Begitu melihat kereta sudah berada di peron, langkah kaki langsung dipercepat. Lalu, tiba-tiba salah satu tali bahu terlepas dari badan tas. Ransel jatuh ke samping, laptop di dalamnya ikut terbentur, dan Sobat PEGE harus memilih antara mengejar kereta atau menyelamatkan barang bawaan.

Situasi tersebut mungkin terdengar dramatis, tetapi risiko sambungan tas rusak memang meningkat ketika backpack membawa beban berat, dipakai tidak seimbang, atau terus menerima tarikan dan hentakan berulang.

Karena itu, memilih ransel tidak cukup hanya berdasarkan warna, jumlah kantong, dan tampilan depannya. Sobat PEGE juga perlu memeriksa konstruksi pada bagian yang tidak terlalu mencolok, terutama sambungan shoulder strap, handle atas, webbing, dan titik pengunci lainnya.

Salah satu penguat yang umum digunakan pada area tersebut adalah jahitan bartack. Dalam percakapan sehari-hari, jahitan ini kadang disebut “bartek” atau ditulis “Bartex”. Namun, istilah teknis yang lazim digunakan dalam industri jahit adalah bartack, bar tack, atau bar-tack.

Jahitan padat ini digunakan untuk memperkuat bagian yang menerima tekanan dan tarikan berulang. Produsen mesin jahit industri seperti JUKI bahkan menyediakan sistem khusus untuk membuat pola bartack secara terkontrol, sedangkan mesin bartack untuk material berat juga digunakan pada produk seperti handbag, luggage, perlengkapan olahraga, tenda, dan perlengkapan luar ruang.

Namun, Sobat PEGE juga perlu memahami satu hal penting:

Bartack membantu memperkuat titik sambungan, tetapi tidak membuat tas kebal dari kerusakan atau boleh diisi tanpa batas.

Mari kenali cara kerjanya dan bagaimana membedakan tas yang sekadar terlihat tebal dengan tas yang konstruksinya benar-benar dipersiapkan untuk mobilitas harian.

Apa yang Sebenarnya Putus Saat “Tali Tas Putus”?

Ketika seseorang mengatakan tali tasnya putus, bagian yang rusak belum tentu kain shoulder strap-nya.

Kerusakan dapat terjadi pada:

  • Jahitan yang menghubungkan strap dengan badan tas.
  • Webbing atau tali anyaman.
  • Lapisan material tempat strap dijahit.
  • Benang jahit.
  • Buckle atau pengatur panjang tali.
  • Sambungan pada bagian bawah shoulder strap.
  • Handle atas.
  • Seam allowance atau lipatan kain di balik jahitan.

Pada banyak ransel, titik paling kritis justru berada di area pertemuan antara tali dan panel tas.

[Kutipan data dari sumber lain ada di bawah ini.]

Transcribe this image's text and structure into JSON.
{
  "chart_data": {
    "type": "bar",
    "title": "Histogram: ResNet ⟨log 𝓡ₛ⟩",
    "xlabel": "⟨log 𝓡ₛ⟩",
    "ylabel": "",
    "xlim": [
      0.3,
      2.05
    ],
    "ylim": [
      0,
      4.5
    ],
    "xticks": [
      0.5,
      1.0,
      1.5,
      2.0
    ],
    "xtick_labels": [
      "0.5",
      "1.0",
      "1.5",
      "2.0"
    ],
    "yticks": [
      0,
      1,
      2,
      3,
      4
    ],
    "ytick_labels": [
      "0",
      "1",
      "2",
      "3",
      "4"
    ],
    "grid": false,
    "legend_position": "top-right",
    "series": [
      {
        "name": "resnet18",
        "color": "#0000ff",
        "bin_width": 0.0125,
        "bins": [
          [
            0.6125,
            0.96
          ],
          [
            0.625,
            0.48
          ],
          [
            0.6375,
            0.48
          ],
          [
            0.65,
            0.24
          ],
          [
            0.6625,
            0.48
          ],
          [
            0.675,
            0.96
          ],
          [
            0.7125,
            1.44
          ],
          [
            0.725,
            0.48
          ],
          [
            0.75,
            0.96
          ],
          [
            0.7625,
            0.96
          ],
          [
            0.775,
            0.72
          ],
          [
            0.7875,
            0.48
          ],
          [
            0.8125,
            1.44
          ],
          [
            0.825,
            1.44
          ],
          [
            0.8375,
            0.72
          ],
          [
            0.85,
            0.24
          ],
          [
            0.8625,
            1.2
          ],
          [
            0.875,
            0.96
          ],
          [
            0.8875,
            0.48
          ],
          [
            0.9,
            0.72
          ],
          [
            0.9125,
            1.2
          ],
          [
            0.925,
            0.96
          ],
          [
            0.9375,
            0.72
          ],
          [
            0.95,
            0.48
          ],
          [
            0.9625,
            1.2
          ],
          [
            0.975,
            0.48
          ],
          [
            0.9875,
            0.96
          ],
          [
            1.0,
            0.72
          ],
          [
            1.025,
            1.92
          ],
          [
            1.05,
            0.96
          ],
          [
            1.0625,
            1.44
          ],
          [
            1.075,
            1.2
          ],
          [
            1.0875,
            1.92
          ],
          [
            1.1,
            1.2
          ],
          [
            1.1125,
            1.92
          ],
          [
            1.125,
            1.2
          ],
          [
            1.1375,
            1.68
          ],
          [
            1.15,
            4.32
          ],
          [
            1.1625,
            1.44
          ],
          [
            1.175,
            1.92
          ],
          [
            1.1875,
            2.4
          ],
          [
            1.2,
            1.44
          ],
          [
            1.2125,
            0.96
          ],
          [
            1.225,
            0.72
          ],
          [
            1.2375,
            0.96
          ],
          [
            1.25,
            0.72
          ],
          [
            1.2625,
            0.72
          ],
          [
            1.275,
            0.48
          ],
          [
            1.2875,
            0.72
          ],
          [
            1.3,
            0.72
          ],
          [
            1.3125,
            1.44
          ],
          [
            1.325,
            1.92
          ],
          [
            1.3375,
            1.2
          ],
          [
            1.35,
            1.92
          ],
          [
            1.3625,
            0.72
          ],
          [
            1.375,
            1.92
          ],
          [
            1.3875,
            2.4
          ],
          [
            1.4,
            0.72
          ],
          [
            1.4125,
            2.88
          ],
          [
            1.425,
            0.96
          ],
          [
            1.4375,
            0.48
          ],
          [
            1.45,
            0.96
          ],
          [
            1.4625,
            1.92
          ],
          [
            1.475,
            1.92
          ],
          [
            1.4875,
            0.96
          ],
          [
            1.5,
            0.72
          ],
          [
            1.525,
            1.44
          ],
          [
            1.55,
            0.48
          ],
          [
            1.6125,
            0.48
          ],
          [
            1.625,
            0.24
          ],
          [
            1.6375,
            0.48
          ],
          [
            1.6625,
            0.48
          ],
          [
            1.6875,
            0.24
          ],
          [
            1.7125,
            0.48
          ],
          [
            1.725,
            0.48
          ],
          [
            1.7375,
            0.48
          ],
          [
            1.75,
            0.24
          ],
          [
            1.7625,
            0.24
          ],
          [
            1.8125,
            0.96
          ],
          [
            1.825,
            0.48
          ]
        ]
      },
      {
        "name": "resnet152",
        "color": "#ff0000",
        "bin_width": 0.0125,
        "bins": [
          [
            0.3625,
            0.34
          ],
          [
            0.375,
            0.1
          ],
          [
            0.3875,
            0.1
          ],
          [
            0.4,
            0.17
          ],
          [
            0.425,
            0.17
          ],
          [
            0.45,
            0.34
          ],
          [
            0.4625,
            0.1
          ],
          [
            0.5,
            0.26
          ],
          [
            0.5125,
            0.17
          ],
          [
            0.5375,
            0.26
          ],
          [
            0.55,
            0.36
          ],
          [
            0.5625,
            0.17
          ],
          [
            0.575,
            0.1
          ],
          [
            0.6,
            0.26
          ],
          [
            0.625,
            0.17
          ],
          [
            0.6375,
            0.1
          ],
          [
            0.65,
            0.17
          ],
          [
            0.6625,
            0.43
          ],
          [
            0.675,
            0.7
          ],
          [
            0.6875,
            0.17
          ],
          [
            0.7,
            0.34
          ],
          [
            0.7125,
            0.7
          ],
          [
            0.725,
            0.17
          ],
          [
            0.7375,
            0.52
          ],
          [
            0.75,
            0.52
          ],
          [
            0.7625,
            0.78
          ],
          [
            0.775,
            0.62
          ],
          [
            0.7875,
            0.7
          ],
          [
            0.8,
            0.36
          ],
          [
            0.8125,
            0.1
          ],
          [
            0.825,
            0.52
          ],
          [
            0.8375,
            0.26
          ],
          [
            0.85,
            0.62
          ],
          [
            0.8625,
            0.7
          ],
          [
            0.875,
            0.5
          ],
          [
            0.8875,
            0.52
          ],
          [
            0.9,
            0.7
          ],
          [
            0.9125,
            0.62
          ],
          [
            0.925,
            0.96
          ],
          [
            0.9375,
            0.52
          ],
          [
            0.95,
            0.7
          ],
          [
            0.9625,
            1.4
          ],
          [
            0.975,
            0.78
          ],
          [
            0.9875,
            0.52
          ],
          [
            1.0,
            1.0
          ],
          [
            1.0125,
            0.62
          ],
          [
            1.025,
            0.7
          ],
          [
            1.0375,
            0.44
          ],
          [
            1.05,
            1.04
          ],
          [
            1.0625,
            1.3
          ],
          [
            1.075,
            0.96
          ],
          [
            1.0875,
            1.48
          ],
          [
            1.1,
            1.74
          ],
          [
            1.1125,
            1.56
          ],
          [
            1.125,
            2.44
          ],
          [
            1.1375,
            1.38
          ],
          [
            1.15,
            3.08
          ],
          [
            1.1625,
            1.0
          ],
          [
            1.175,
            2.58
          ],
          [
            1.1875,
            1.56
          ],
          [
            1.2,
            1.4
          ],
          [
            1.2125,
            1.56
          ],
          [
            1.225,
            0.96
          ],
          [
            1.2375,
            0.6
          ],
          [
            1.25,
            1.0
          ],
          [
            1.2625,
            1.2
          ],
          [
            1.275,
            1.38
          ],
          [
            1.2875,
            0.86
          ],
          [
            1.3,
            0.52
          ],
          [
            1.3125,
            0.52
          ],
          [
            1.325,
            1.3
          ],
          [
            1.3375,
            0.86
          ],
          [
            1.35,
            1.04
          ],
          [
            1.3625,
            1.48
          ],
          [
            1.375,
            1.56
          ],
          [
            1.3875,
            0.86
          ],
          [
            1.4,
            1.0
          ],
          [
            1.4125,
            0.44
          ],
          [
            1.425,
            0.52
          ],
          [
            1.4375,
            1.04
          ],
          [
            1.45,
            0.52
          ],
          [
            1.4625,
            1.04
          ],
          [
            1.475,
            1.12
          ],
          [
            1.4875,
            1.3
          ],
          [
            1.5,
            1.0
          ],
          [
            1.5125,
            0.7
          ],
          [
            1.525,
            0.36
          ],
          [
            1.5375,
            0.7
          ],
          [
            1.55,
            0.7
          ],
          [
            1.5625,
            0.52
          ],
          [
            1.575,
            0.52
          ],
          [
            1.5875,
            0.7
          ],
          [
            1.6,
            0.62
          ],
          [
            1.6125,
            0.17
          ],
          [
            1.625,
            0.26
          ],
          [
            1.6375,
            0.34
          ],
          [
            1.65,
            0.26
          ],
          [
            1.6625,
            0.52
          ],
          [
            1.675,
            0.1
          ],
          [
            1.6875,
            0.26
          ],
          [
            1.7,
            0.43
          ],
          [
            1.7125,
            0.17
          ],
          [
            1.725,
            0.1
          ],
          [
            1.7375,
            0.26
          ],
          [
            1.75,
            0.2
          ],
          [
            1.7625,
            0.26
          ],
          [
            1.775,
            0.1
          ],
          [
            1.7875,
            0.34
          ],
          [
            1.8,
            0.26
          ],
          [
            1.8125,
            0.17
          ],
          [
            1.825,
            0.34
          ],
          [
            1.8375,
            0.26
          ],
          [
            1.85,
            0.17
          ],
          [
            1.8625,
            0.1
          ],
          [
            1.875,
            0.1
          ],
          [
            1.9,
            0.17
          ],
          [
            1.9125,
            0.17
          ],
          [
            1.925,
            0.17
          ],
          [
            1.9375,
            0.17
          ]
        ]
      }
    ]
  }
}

Saat backpack dipakai, seluruh isi tas memberikan tarikan pada sambungan tersebut. Ketika pengguna berjalan cepat atau berlari, ransel ikut memantul sehingga titik sambungan menerima beban berulang—bukan hanya berat statis ketika tas sedang diam.

Jika konstruksi pada area tersebut kurang memadai, benang dapat mulai longgar, lubang jahitan membesar, atau material di sekitarnya ikut tertarik.

Kerusakan biasanya tidak selalu terjadi seketika. Sering kali ada tanda-tanda kecil yang diabaikan sampai satu hentakan terakhir membuat sambungan benar-benar terlepas.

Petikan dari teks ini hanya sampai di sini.